Here are some tips for when you create this and the remainder of the Goals Lists I’ll be discussing:
First, be sure to be specific. Under “nutrition,” for example, don’t just write “eat better,” write down what, specifically, “eating better” means, i.e.: “cut back on caffeine, stop eating candy, stop drinking soda, stop going to McDonald’s for lunch, eat more whole wheat, etc.” We’ll call those “sub-goals.” And no, you don’t tackle them all at once. (See below.)
Next, when writing about a behavior you wish to stop, be sure to indicate the behavior you want to replace it. Don’t just say you want to stop going to McDonald’s for lunch, for instance; say where or what you’re going to do instead—i.e., “go to the local soup-and-salad place,” or “bring a healthy lunch from home.”
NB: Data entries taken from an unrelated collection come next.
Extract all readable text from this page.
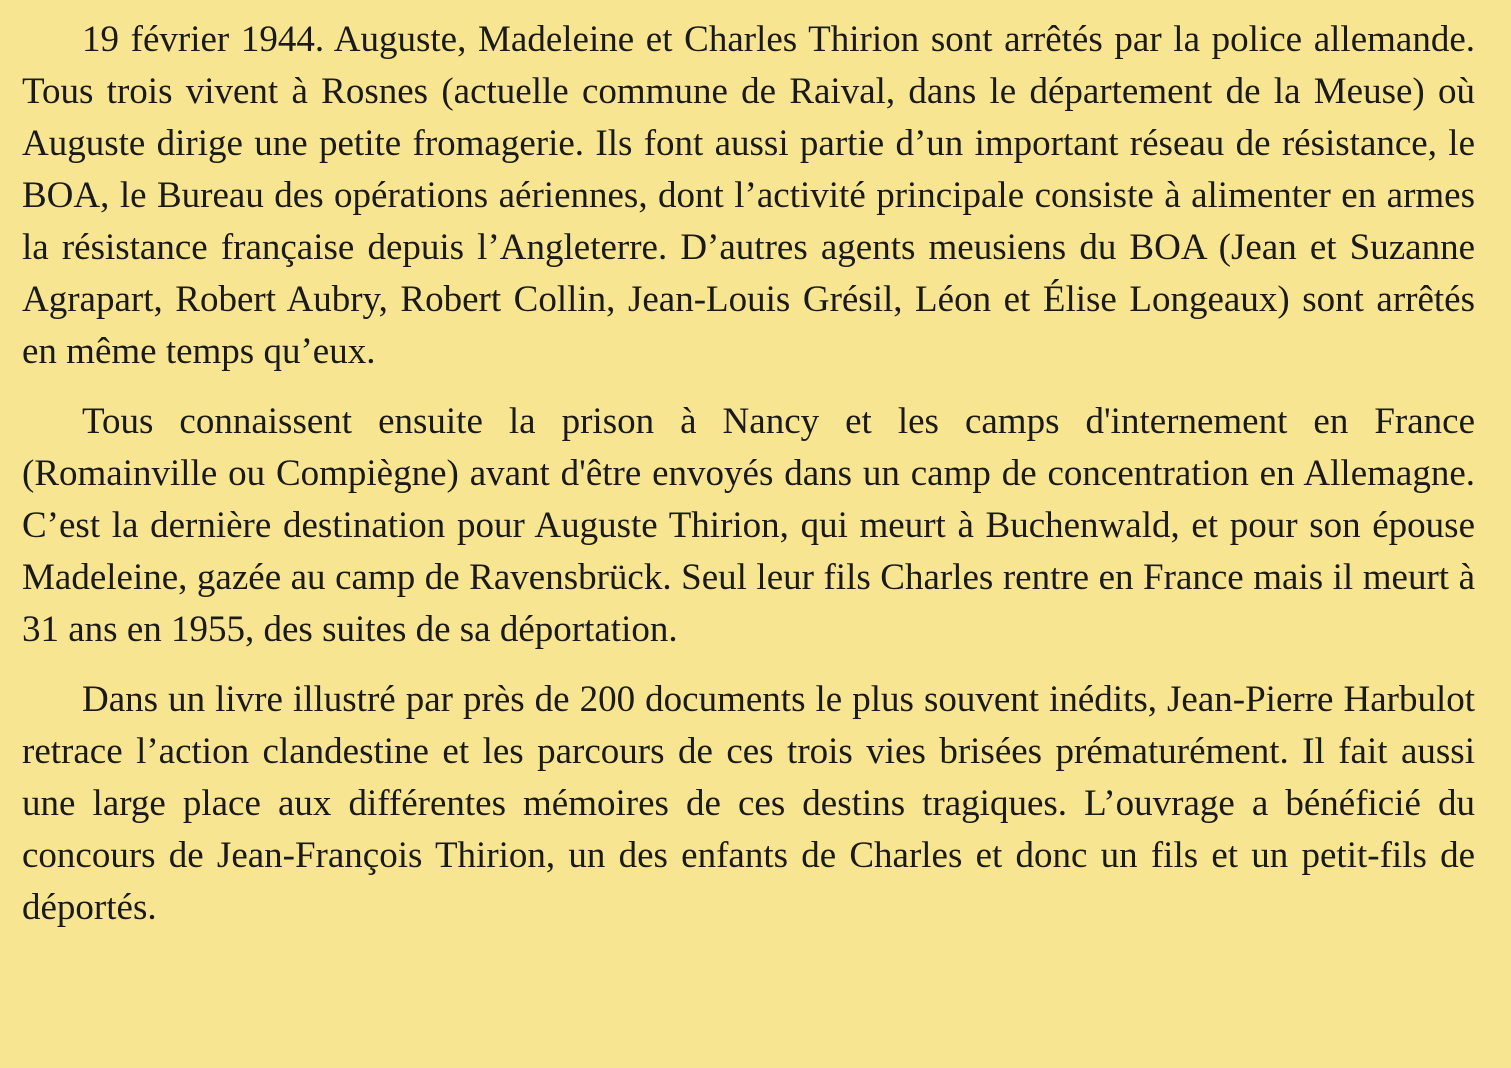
19 février 1944. Auguste, Madeleine et Charles Thirion sont arrêtés par la police allemande. Tous trois vivent à Rosnes (actuelle commune de Raival, dans le département de la Meuse) où Auguste dirige une petite fromagerie. Ils font aussi partie d’un important réseau de résistance, le BOA, le Bureau des opérations aériennes, dont l’activité principale consiste à alimenter en armes la résistance française depuis l’Angleterre. D’autres agents meusiens du BOA (Jean et Suzanne Agrapart, Robert Aubry, Robert Collin, Jean-Louis Grésil, Léon et Élise Longeaux) sont arrêtés en même temps qu’eux.

Tous connaissent ensuite la prison à Nancy et les camps d'internement en France (Romainville ou Compiègne) avant d'être envoyés dans un camp de concentration en Allemagne. C’est la dernière destination pour Auguste Thirion, qui meurt à Buchenwald, et pour son épouse Madeleine, gazée au camp de Ravensbrück. Seul leur fils Charles rentre en France mais il meurt à 31 ans en 1955, des suites de sa déportation.

Dans un livre illustré par près de 200 documents le plus souvent inédits, Jean-Pierre Harbulot retrace l’action clandestine et les parcours de ces trois vies brisées prématurément. Il fait aussi une large place aux différentes mémoires de ces destins tragiques. L’ouvrage a bénéficié du concours de Jean-François Thirion, un des enfants de Charles et donc un fils et un petit-fils de déportés.
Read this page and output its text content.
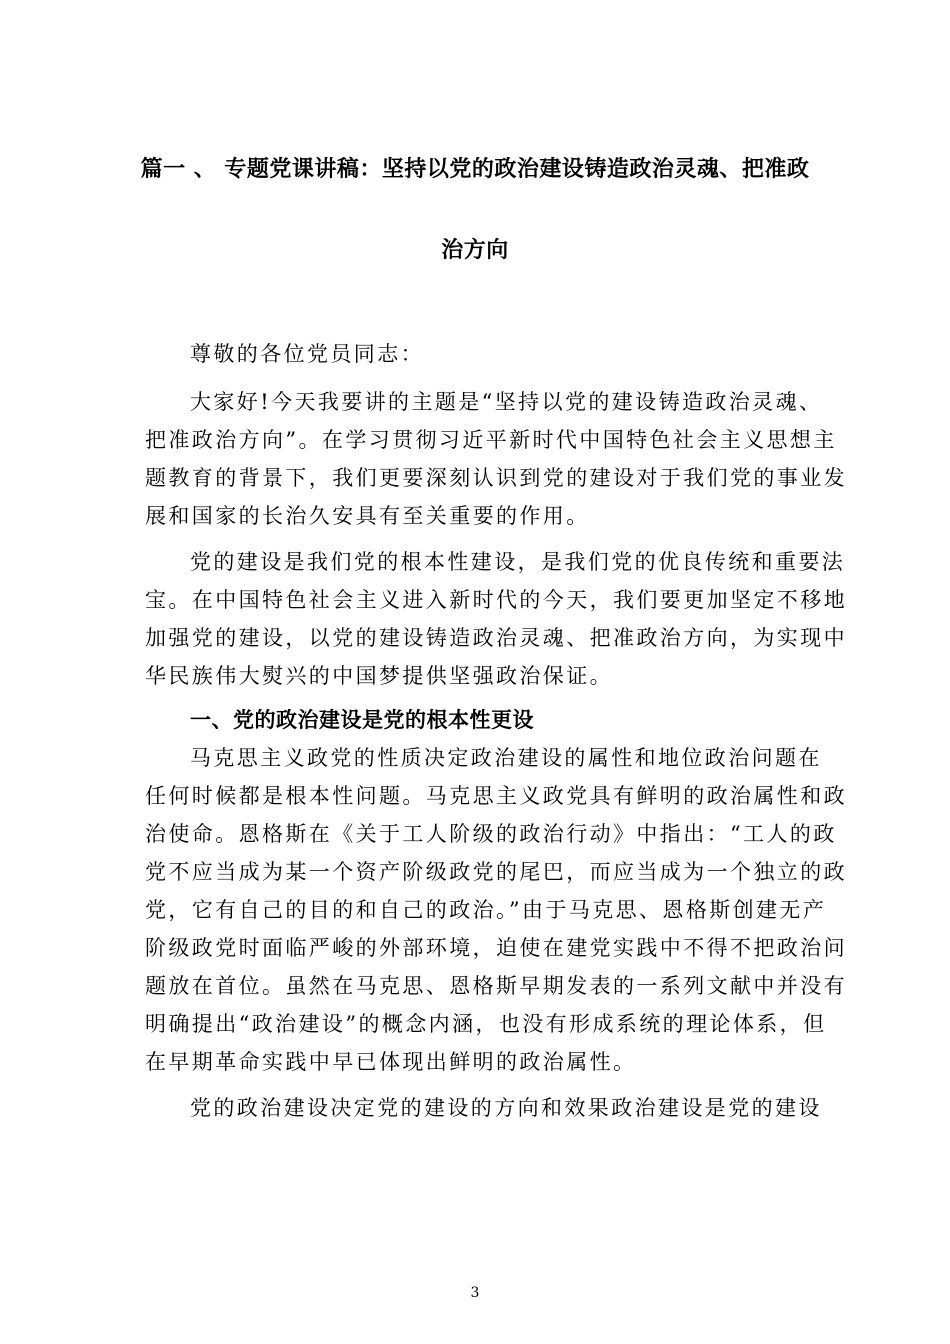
篇一 、 专题党课讲稿：坚持以党的政治建设铸造政治灵魂、把准政
治方向
尊敬的各位党员同志：
大家好!今天我要讲的主题是“坚持以党的建设铸造政治灵魂、
把准政治方向”。在学习贯彻习近平新时代中国特色社会主义思想主
题教育的背景下，我们更要深刻认识到党的建设对于我们党的事业发
展和国家的长治久安具有至关重要的作用。
党的建设是我们党的根本性建设，是我们党的优良传统和重要法
宝。在中国特色社会主义进入新时代的今天，我们要更加坚定不移地
加强党的建设，以党的建设铸造政治灵魂、把准政治方向，为实现中
华民族伟大熨兴的中国梦提供坚强政治保证。
一、党的政治建设是党的根本性更设
马克思主义政党的性质决定政治建设的属性和地位政治问题在
任何时候都是根本性问题。马克思主义政党具有鲜明的政治属性和政
治使命。恩格斯在《关于工人阶级的政治行动》中指出：“工人的政
党不应当成为某一个资产阶级政党的尾巴，而应当成为一个独立的政
党，它有自己的目的和自己的政治。”由于马克思、恩格斯创建无产
阶级政党时面临严峻的外部环境，迫使在建党实践中不得不把政治问
题放在首位。虽然在马克思、恩格斯早期发表的一系列文献中并没有
明确提出“政治建设”的概念内涵，也没有形成系统的理论体系，但
在早期革命实践中早已体现出鲜明的政治属性。
党的政治建设决定党的建设的方向和效果政治建设是党的建设
3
And, finally, be sure to prioritize each set of sub-goals. This is because, as Drucker advises, you should only work on one sub-goal at a time. In other words, you should only be working on your most important nutrition, exercise, sleep, physical health and mental health sub-goals, not just because you won’t have time to do much more, especially when this Goal List is combined with the Activist and other Goal Lists you’ll be creating, but also because, as I’ll discuss in Part III, you’ll see the best results that way. Only after you achieve a sub-goal should you re-prioritize your list of the remaining subgoals and then focus on the next most important one.